Digitale Diktiertechnologie einzusetzen steht für weit mehr, als das alte kassettenbetriebene Diktafon gegen ein schickes modernes Diktiermikrofon auszutauschen: Vereinfachte Handhabung von Einfügungen im Diktat, leichtere Integration in kanzleiinterne Arbeitsabläufe und der gleichzeitigen Bearbeitung mehrerer Diktate im Schreibbüro – alles ohne Risiken und Nebenwirkungen. Spätestens nach dem x-ten Bandsalat erkennt auch der letzte, dem technischen Wandel kritisch gegenüberstehende Anwalt, die Vorzüge der digitalen Transformation.

 

Die Erwartungshaltung der Mandantschaft wird dabei immer höher: Anfragen per E-Mail sollen just-in-time beantwortet werden und wichtige Dokumente am besten schon vorgestern vorliegen. Naturgemäß bringt ein Jurist viel zu Papier, verteilt dies an Gerichte und Mandanten, Gegner und Kollegen- schnelle Reaktionszeiten sichern hier oft den entscheidenden Wettbewerbsvorteil gegenüber der Konkurrenz. Es ist offensichtlich, dass das reine Editieren von einem gut spracherkannten Text längst nicht so zeitintensiv ist, wie die komplette Transkription. So verschafft die Spracherkennung einen Zeitvorteil im Sinne des schnelleren Versands des fertigen Dokuments.

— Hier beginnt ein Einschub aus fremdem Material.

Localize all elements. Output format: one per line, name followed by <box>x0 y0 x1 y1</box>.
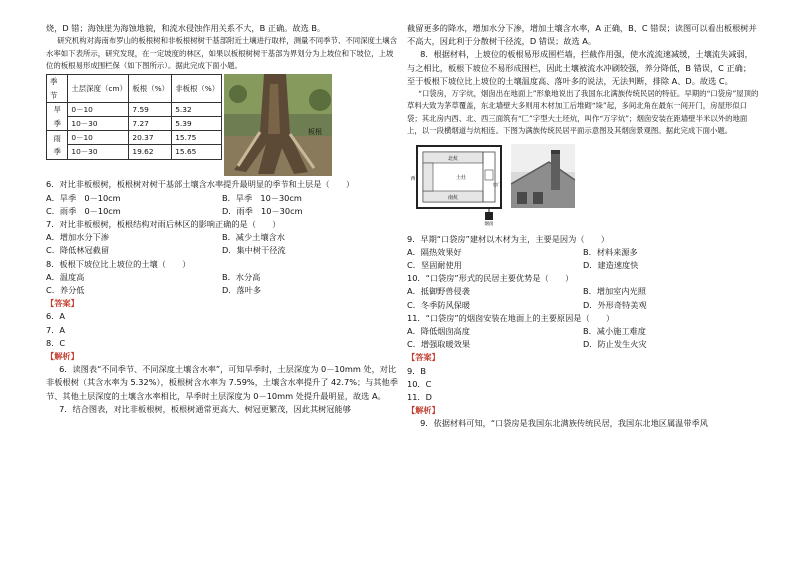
table-row <box>47 131 222 145</box>
q8-option-b: B．水分高 <box>222 271 261 282</box>
banyan-tree-photo <box>224 74 332 176</box>
question-10: 10．“口袋房”形式的民居主要优势是（ ） <box>407 273 574 284</box>
q7-option-b: B．减少土壤含水 <box>222 232 285 243</box>
question-11: 11．“口袋房”的烟囱安装在地面上的主要原因是（ ） <box>407 312 615 323</box>
label-north-kang: 北炕 <box>447 155 459 162</box>
analysis-7-start: 7．结合图表，对比非板根树，板根树通常更高大、树冠更繁茂，因此其树冠能够 <box>59 403 351 414</box>
q7-option-d: D．集中树干径流 <box>222 245 286 256</box>
previous-analysis-end: 烧，D 错；海蚀崖为海蚀地貌，和流水侵蚀作用关系不大，B 正确。故选 B。 <box>46 23 326 33</box>
value-cell: 19.62 <box>129 145 172 159</box>
analysis-6: 6．读图表“不同季节、不同深度土壤含水率”，可知旱季时，土层深度为 0－10mm 处，对比非板根树（其含水率为 5.32%），板根树含水率为 7.59%，土壤含水率提升了 42.7%；与其他季节、其他土层深度的土壤含水率相比，旱季时土层深度为 0－10mm 处提升最明显，故选 A。 <box>46 364 398 401</box>
answer-11: 11．D <box>407 392 432 403</box>
label-chimney: 烟囱 <box>484 221 494 226</box>
value-cell: 15.65 <box>172 145 222 159</box>
q9-option-a: A．隔热效果好 <box>407 246 462 257</box>
answer-10: 10．C <box>407 378 432 389</box>
value-cell: 7.27 <box>129 117 172 131</box>
right-column <box>407 22 759 431</box>
question-8: 8．板根下坡位比上坡位的土壤（ ） <box>46 258 191 269</box>
value-cell: 5.39 <box>172 117 222 131</box>
q9-options-row-2 <box>407 259 759 272</box>
chimney-photo <box>511 144 575 208</box>
material-intro-banyan: 研究机构对海南布罗山的板根树和非板根树树干基部附近土壤进行取样，测量不同季节、不同深度土壤含水率如下表所示，研究发现，在一定坡度的林区，如果以板根树树干基部为界划分为上坡位和下坡位，上坡位的板根易形成围栏保（如下图所示）。据此完成下面小题。 <box>46 36 398 71</box>
q9-options-row-1 <box>407 246 759 259</box>
analysis-9-start: 9．依据材料可知，“口袋房是我国东北满族传统民居，我国东北地区属温带季风 <box>420 418 708 429</box>
q8-option-a: A．温度高 <box>46 271 85 282</box>
q6-option-b: B．旱季 10－30cm <box>222 192 302 203</box>
depth-cell: 10－30 <box>68 145 129 159</box>
q6-option-c: C．雨季 0－10cm <box>46 205 121 216</box>
analysis-heading: 【解析】 <box>407 405 440 416</box>
header-non-banyan: 非板根（%） <box>172 75 222 102</box>
season-cell: 旱季 <box>47 102 68 130</box>
q6-option-d: D．雨季 10－30cm <box>222 205 303 216</box>
answer-6: 6．A <box>46 311 65 322</box>
analysis-heading: 【解析】 <box>46 351 79 362</box>
q10-options-row-1 <box>407 285 759 298</box>
value-cell: 15.75 <box>172 131 222 145</box>
q7-options-row-1 <box>46 231 398 244</box>
depth-cell: 0－10 <box>68 102 129 116</box>
value-cell: 7.59 <box>129 102 172 116</box>
table-and-photo <box>46 74 398 176</box>
answer-8: 8．C <box>46 337 66 348</box>
q10-option-d: D．外形奇特美观 <box>583 299 647 310</box>
q6-options-row-1 <box>46 192 398 205</box>
q8-option-c: C．养分低 <box>46 285 85 296</box>
q8-options-row-1 <box>46 271 398 284</box>
q11-option-a: A．降低烟囱高度 <box>407 326 470 337</box>
soil-moisture-table <box>46 74 222 159</box>
depth-cell: 10－30 <box>68 117 129 131</box>
question-6: 6．对比非板根树，板根树对树干基部土壤含水率提升最明显的季节和土层是（ ） <box>46 179 355 190</box>
q10-options-row-2 <box>407 299 759 312</box>
q9-option-d: D．建造速度快 <box>583 260 639 271</box>
q8-options-row-2 <box>46 284 398 297</box>
q9-option-b: B．材料来源多 <box>583 246 638 257</box>
photo-label-banyan: 板根 <box>308 128 322 137</box>
answer-heading: 【答案】 <box>46 298 79 309</box>
label-west: 西 <box>410 175 416 182</box>
analysis-7-continued: 截留更多的降水，增加水分下渗，增加土壤含水率，A 正确，B、C 错误；读图可以看出板根树并不高大，因此利于分散树干径流，D 错误；故选 A。 <box>407 23 757 47</box>
q6-option-a: A．旱季 0－10cm <box>46 192 121 203</box>
q11-option-d: D．防止发生火灾 <box>583 339 647 350</box>
header-depth: 土层深度（cm） <box>68 75 129 102</box>
header-season: 季节 <box>47 75 68 102</box>
q11-options-row-1 <box>407 325 759 338</box>
q10-option-a: A．抵御野兽侵袭 <box>407 286 470 297</box>
analysis-8: 8．根据材料，上坡位的板根易形成围栏墙，拦截作用强，使水流流速减缓，土壤流失减弱，与之相比，板根下坡位不易形成围栏，因此土壤被流水冲刷较强，养分降低，B 错误，C 正确；至于板根下坡位比上坡位的土壤温度高、落叶多的说法，无法判断，排除 A、D。故选 C。 <box>407 49 753 86</box>
table-row <box>47 117 222 131</box>
header-banyan: 板根（%） <box>129 75 172 102</box>
answer-9: 9．B <box>407 365 427 376</box>
label-door: 房门 <box>493 181 501 187</box>
season-cell: 雨季 <box>47 131 68 159</box>
q7-option-c: C．降低林冠截留 <box>46 245 110 256</box>
q10-option-b: B．增加室内光照 <box>583 286 646 297</box>
left-column <box>46 22 398 416</box>
q9-option-c: C．坚固耐使用 <box>407 260 462 271</box>
q7-option-a: A．增加水分下渗 <box>46 232 109 243</box>
label-stove: 土灶 <box>455 174 467 181</box>
q7-options-row-2 <box>46 244 398 257</box>
label-south-kang: 南炕 <box>447 194 459 201</box>
material-intro-manchu-house: “口袋房，万字炕，烟囱出在地面上”形象地说出了我国东北满族传统民居的特征。早期的“口袋房”屋顶的草料大致为茅草覆盖，东北墙壁大多则用木材加工后堆砌“垛”起，多间北角在最东一间开门，房屋形似口袋；其北房内西、北、西三面筑有“匚”字型大土坯炕，叫作“万字炕”；烟囱安装在距墙壁半米以外的地面上，以一段横烟道与炕相连。下图为满族传统民居平面示意图及其烟囱景观图。据此完成下面小题。 <box>407 89 759 136</box>
q10-option-c: C．冬季防风保暖 <box>407 299 471 310</box>
question-9: 9．早期“口袋房”建材以木材为主，主要是因为（ ） <box>407 233 610 244</box>
q6-options-row-2 <box>46 205 398 218</box>
table-row <box>47 145 222 159</box>
table-header-row <box>47 75 222 102</box>
house-figures <box>407 142 759 230</box>
depth-cell: 0－10 <box>68 131 129 145</box>
house-floor-plan <box>409 142 505 226</box>
question-7: 7．对比非板根树，板根结构对雨后林区的影响正确的是（ ） <box>46 219 281 230</box>
q11-option-c: C．增强取暖效果 <box>407 339 471 350</box>
answer-7: 7．A <box>46 324 65 335</box>
value-cell: 20.37 <box>129 131 172 145</box>
answer-heading: 【答案】 <box>407 352 440 363</box>
table-row <box>47 102 222 116</box>
q11-options-row-2 <box>407 338 759 351</box>
value-cell: 5.32 <box>172 102 222 116</box>
q11-option-b: B．减小施工难度 <box>583 326 646 337</box>
q8-option-d: D．落叶多 <box>222 285 262 296</box>
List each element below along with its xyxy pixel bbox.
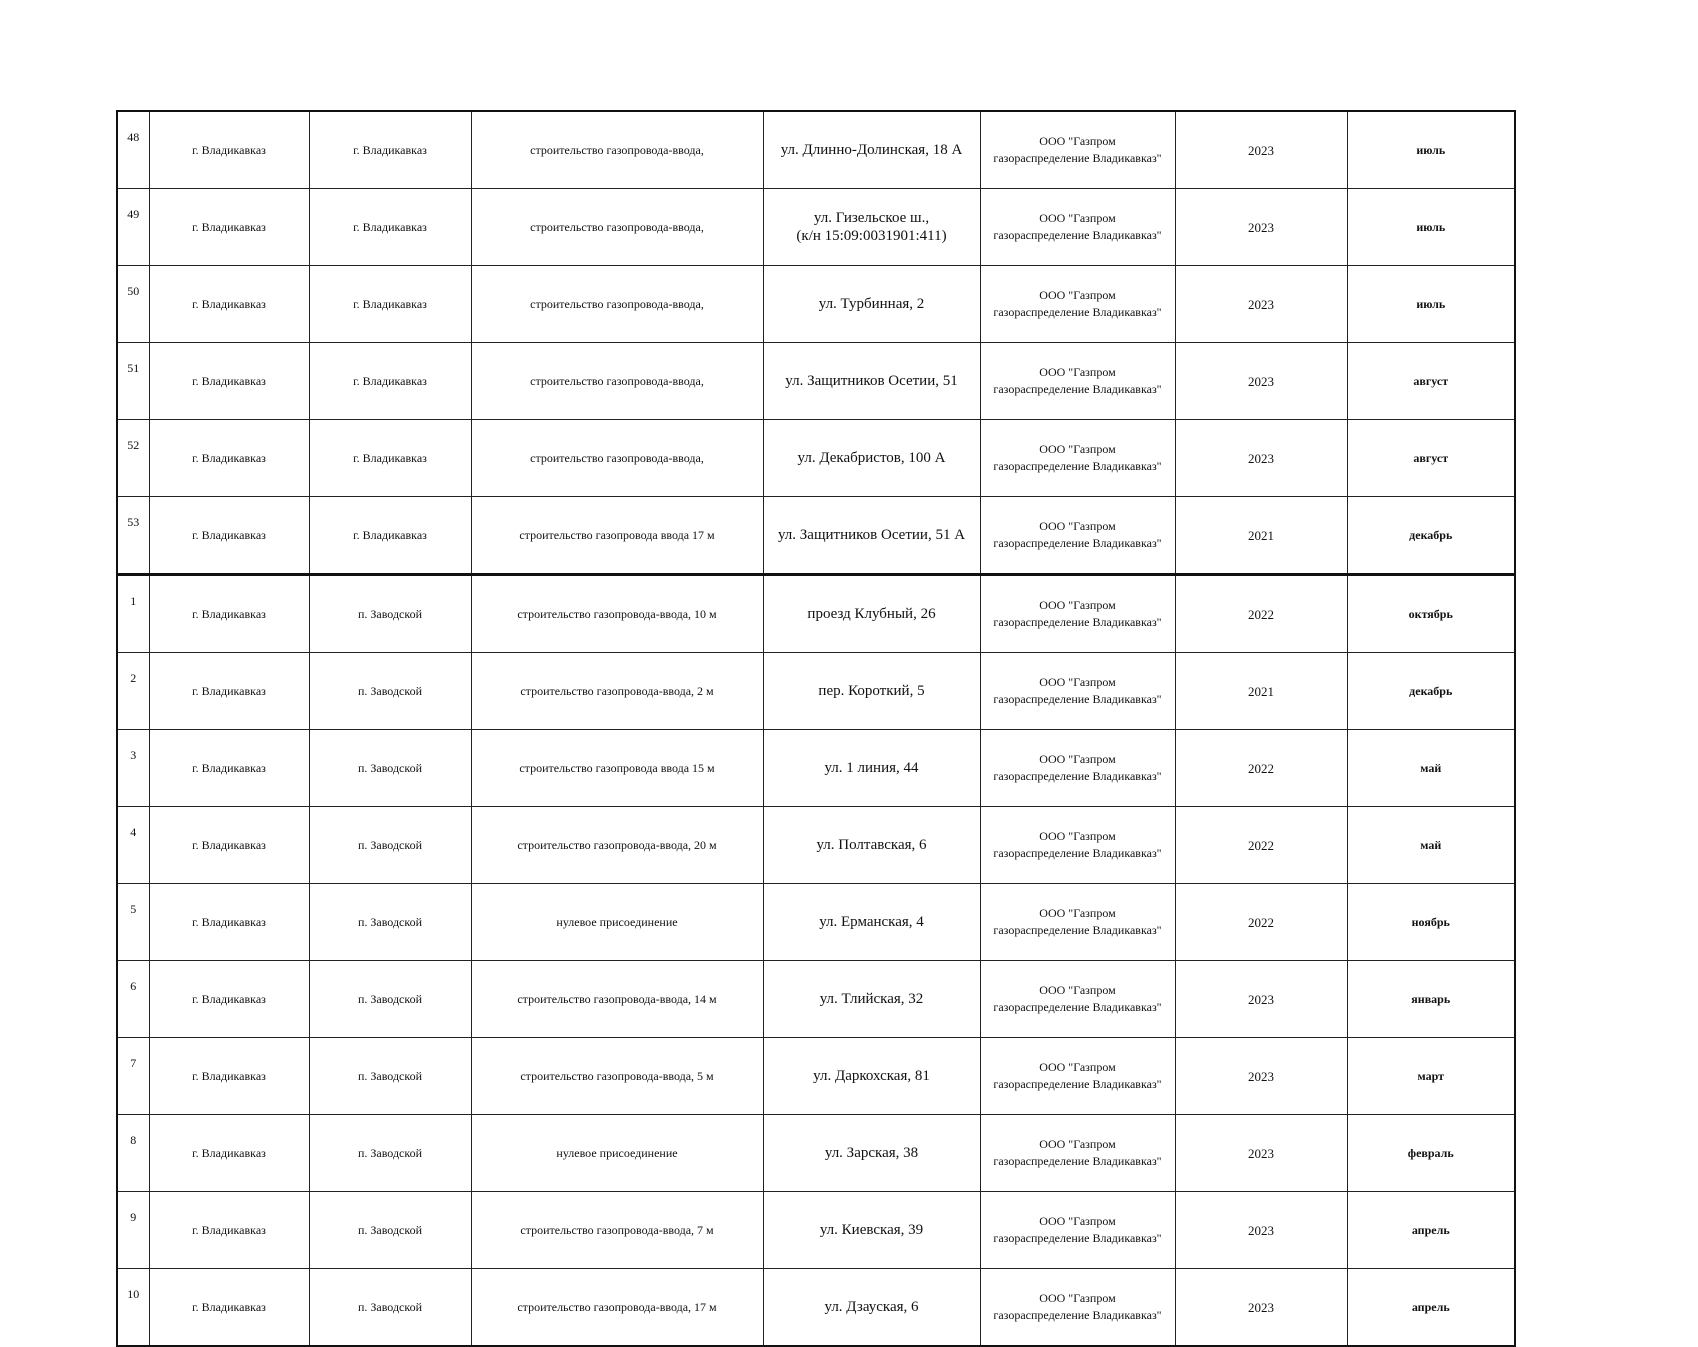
organization-line: газораспределение Владикавказ" [993,536,1162,550]
year-cell: 2021 [1175,653,1347,730]
organization-cell [980,653,1175,730]
locality-cell: п. Заводской [309,1269,471,1347]
district-cell: г. Владикавказ [149,343,309,420]
organization-cell [980,1192,1175,1269]
table-row [117,653,1515,730]
organization-line: газораспределение Владикавказ" [993,459,1162,473]
table-body [117,111,1515,1346]
address-line: ул. Декабристов, 100 А [797,450,946,466]
district-cell: г. Владикавказ [149,1038,309,1115]
locality-cell: п. Заводской [309,730,471,807]
locality-cell: п. Заводской [309,884,471,961]
row-number: 53 [117,497,149,575]
work-type-cell: строительство газопровода-ввода, [471,266,763,343]
table-row [117,343,1515,420]
address-line: ул. Гизельское ш., [813,210,930,226]
locality-cell: п. Заводской [309,1038,471,1115]
address-line: ул. Ерманская, 4 [819,914,924,930]
address-line: ул. 1 линия, 44 [824,760,919,776]
district-cell: г. Владикавказ [149,189,309,266]
work-type-cell: строительство газопровода-ввода, 14 м [471,961,763,1038]
month-cell: ноябрь [1347,884,1515,961]
table-row [117,266,1515,343]
organization-line: ООО "Газпром [1039,1291,1116,1305]
year-cell: 2023 [1175,420,1347,497]
year-cell: 2023 [1175,189,1347,266]
row-number: 2 [117,653,149,730]
organization-line: газораспределение Владикавказ" [993,846,1162,860]
address-line: ул. Защитников Осетии, 51 [785,373,958,389]
district-cell: г. Владикавказ [149,1115,309,1192]
year-cell: 2023 [1175,343,1347,420]
address-line: ул. Зарская, 38 [824,1145,919,1161]
month-cell: декабрь [1347,653,1515,730]
address-cell [763,497,980,575]
organization-line: ООО "Газпром [1039,829,1116,843]
organization-line: ООО "Газпром [1039,906,1116,920]
locality-cell: г. Владикавказ [309,343,471,420]
work-type-cell: строительство газопровода-ввода, 17 м [471,1269,763,1347]
address-line: пер. Короткий, 5 [818,683,925,699]
month-cell: май [1347,807,1515,884]
year-cell: 2022 [1175,575,1347,653]
row-number: 9 [117,1192,149,1269]
address-line: ул. Длинно-Долинская, 18 А [780,142,963,158]
locality-cell: г. Владикавказ [309,111,471,189]
locality-cell: п. Заводской [309,1115,471,1192]
organization-line: газораспределение Владикавказ" [993,692,1162,706]
work-type-cell: строительство газопровода-ввода, 20 м [471,807,763,884]
row-number: 5 [117,884,149,961]
organization-line: ООО "Газпром [1039,1214,1116,1228]
district-cell: г. Владикавказ [149,497,309,575]
organization-line: ООО "Газпром [1039,134,1116,148]
organization-line: ООО "Газпром [1039,519,1116,533]
year-cell: 2022 [1175,807,1347,884]
organization-line: газораспределение Владикавказ" [993,1000,1162,1014]
address-cell [763,111,980,189]
row-number: 3 [117,730,149,807]
organization-cell [980,189,1175,266]
organization-line: ООО "Газпром [1039,598,1116,612]
organization-line: ООО "Газпром [1039,1060,1116,1074]
work-type-cell: строительство газопровода-ввода, 10 м [471,575,763,653]
organization-line: ООО "Газпром [1039,675,1116,689]
table-row [117,807,1515,884]
address-cell [763,189,980,266]
address-cell [763,575,980,653]
year-cell: 2023 [1175,961,1347,1038]
organization-cell [980,1038,1175,1115]
organization-cell [980,420,1175,497]
work-type-cell: строительство газопровода-ввода, [471,189,763,266]
locality-cell: г. Владикавказ [309,266,471,343]
district-cell: г. Владикавказ [149,111,309,189]
address-line: проезд Клубный, 26 [807,606,936,622]
row-number: 49 [117,189,149,266]
district-cell: г. Владикавказ [149,420,309,497]
year-cell: 2022 [1175,884,1347,961]
address-line: ул. Турбинная, 2 [818,296,925,312]
address-cell [763,420,980,497]
organization-cell [980,266,1175,343]
row-number: 48 [117,111,149,189]
table-row [117,1038,1515,1115]
row-number: 1 [117,575,149,653]
table-row [117,1115,1515,1192]
work-type-cell: нулевое присоединение [471,1115,763,1192]
organization-cell [980,807,1175,884]
organization-cell [980,884,1175,961]
month-cell: август [1347,420,1515,497]
organization-cell [980,575,1175,653]
month-cell: апрель [1347,1192,1515,1269]
address-line: ул. Тлийская, 32 [819,991,924,1007]
table-row [117,1269,1515,1347]
organization-line: ООО "Газпром [1039,288,1116,302]
organization-line: газораспределение Владикавказ" [993,615,1162,629]
district-cell: г. Владикавказ [149,961,309,1038]
year-cell: 2023 [1175,111,1347,189]
organization-line: газораспределение Владикавказ" [993,1077,1162,1091]
district-cell: г. Владикавказ [149,575,309,653]
district-cell: г. Владикавказ [149,653,309,730]
table-row [117,1192,1515,1269]
year-cell: 2022 [1175,730,1347,807]
address-line: ул. Защитников Осетии, 51 А [777,527,966,543]
locality-cell: п. Заводской [309,575,471,653]
month-cell: июль [1347,111,1515,189]
locality-cell: п. Заводской [309,653,471,730]
organization-cell [980,961,1175,1038]
work-type-cell: строительство газопровода ввода 17 м [471,497,763,575]
table-row [117,189,1515,266]
month-cell: июль [1347,189,1515,266]
organization-line: газораспределение Владикавказ" [993,1308,1162,1322]
table-row [117,575,1515,653]
address-cell [763,961,980,1038]
month-cell: январь [1347,961,1515,1038]
row-number: 6 [117,961,149,1038]
organization-line: ООО "Газпром [1039,1137,1116,1151]
address-cell [763,807,980,884]
work-type-cell: строительство газопровода ввода 15 м [471,730,763,807]
address-line: ул. Полтавская, 6 [816,837,927,853]
address-cell [763,884,980,961]
address-cell [763,1038,980,1115]
row-number: 51 [117,343,149,420]
month-cell: декабрь [1347,497,1515,575]
organization-cell [980,343,1175,420]
address-cell [763,266,980,343]
address-line: ул. Дзауская, 6 [824,1299,919,1315]
organization-line: ООО "Газпром [1039,752,1116,766]
district-cell: г. Владикавказ [149,884,309,961]
organization-cell [980,1115,1175,1192]
organization-line: ООО "Газпром [1039,442,1116,456]
locality-cell: г. Владикавказ [309,497,471,575]
district-cell: г. Владикавказ [149,266,309,343]
work-type-cell: нулевое присоединение [471,884,763,961]
year-cell: 2023 [1175,266,1347,343]
work-type-cell: строительство газопровода-ввода, 7 м [471,1192,763,1269]
work-type-cell: строительство газопровода-ввода, 2 м [471,653,763,730]
table-row [117,961,1515,1038]
organization-line: газораспределение Владикавказ" [993,228,1162,242]
district-cell: г. Владикавказ [149,1192,309,1269]
organization-line: ООО "Газпром [1039,983,1116,997]
work-type-cell: строительство газопровода-ввода, [471,111,763,189]
table-row [117,420,1515,497]
district-cell: г. Владикавказ [149,807,309,884]
organization-cell [980,1269,1175,1347]
locality-cell: п. Заводской [309,961,471,1038]
month-cell: август [1347,343,1515,420]
district-cell: г. Владикавказ [149,1269,309,1347]
organization-line: газораспределение Владикавказ" [993,151,1162,165]
month-cell: март [1347,1038,1515,1115]
row-number: 52 [117,420,149,497]
year-cell: 2023 [1175,1115,1347,1192]
locality-cell: п. Заводской [309,1192,471,1269]
gasification-schedule-table [116,110,1516,1347]
organization-cell [980,111,1175,189]
row-number: 8 [117,1115,149,1192]
row-number: 10 [117,1269,149,1347]
year-cell: 2023 [1175,1038,1347,1115]
address-cell [763,730,980,807]
address-line: ул. Киевская, 39 [819,1222,924,1238]
locality-cell: г. Владикавказ [309,420,471,497]
organization-line: газораспределение Владикавказ" [993,382,1162,396]
organization-line: ООО "Газпром [1039,365,1116,379]
work-type-cell: строительство газопровода-ввода, 5 м [471,1038,763,1115]
address-cell [763,343,980,420]
district-cell: г. Владикавказ [149,730,309,807]
locality-cell: п. Заводской [309,807,471,884]
organization-line: газораспределение Владикавказ" [993,305,1162,319]
organization-line: газораспределение Владикавказ" [993,923,1162,937]
row-number: 50 [117,266,149,343]
organization-line: газораспределение Владикавказ" [993,1231,1162,1245]
month-cell: июль [1347,266,1515,343]
month-cell: октябрь [1347,575,1515,653]
address-line: (к/н 15:09:0031901:411) [796,228,947,244]
month-cell: апрель [1347,1269,1515,1347]
row-number: 4 [117,807,149,884]
year-cell: 2021 [1175,497,1347,575]
row-number: 7 [117,1038,149,1115]
work-type-cell: строительство газопровода-ввода, [471,343,763,420]
organization-cell [980,497,1175,575]
work-type-cell: строительство газопровода-ввода, [471,420,763,497]
year-cell: 2023 [1175,1269,1347,1347]
year-cell: 2023 [1175,1192,1347,1269]
table-row [117,111,1515,189]
table-row [117,884,1515,961]
month-cell: май [1347,730,1515,807]
table-row [117,730,1515,807]
address-cell [763,1115,980,1192]
organization-line: газораспределение Владикавказ" [993,1154,1162,1168]
table-row [117,497,1515,575]
address-line: ул. Даркохская, 81 [813,1068,930,1084]
organization-line: ООО "Газпром [1039,211,1116,225]
address-cell [763,1192,980,1269]
month-cell: февраль [1347,1115,1515,1192]
organization-cell [980,730,1175,807]
locality-cell: г. Владикавказ [309,189,471,266]
organization-line: газораспределение Владикавказ" [993,769,1162,783]
address-cell [763,653,980,730]
address-cell [763,1269,980,1347]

Vom gesprochenen Wort zum Text in Echtzeit, passgenau in das richtige Zieldokument, ohne wildes hin und her klicken mit dem Cursor, E-Mails diktieren und versenden oder von unterwegs Memos ins Sekretariat schicken- das ist so einfach und gut wie nie zuvor.
Um die größtmögliche Produktivität erreichen zu können, muss die Anwaltschaft das Gelernte und Vertraute der analogen Welt ablegen und sich auch gedanklich auf die digitalisierten Arbeitsprozesse einlassen. In Zukunft wird der Beruf des Juristen also zunehmend Projektmanager und Spezialisten erfordern, die mit Legal Technology arbeiten können. Willkommen im Anwaltsbüro 4.0!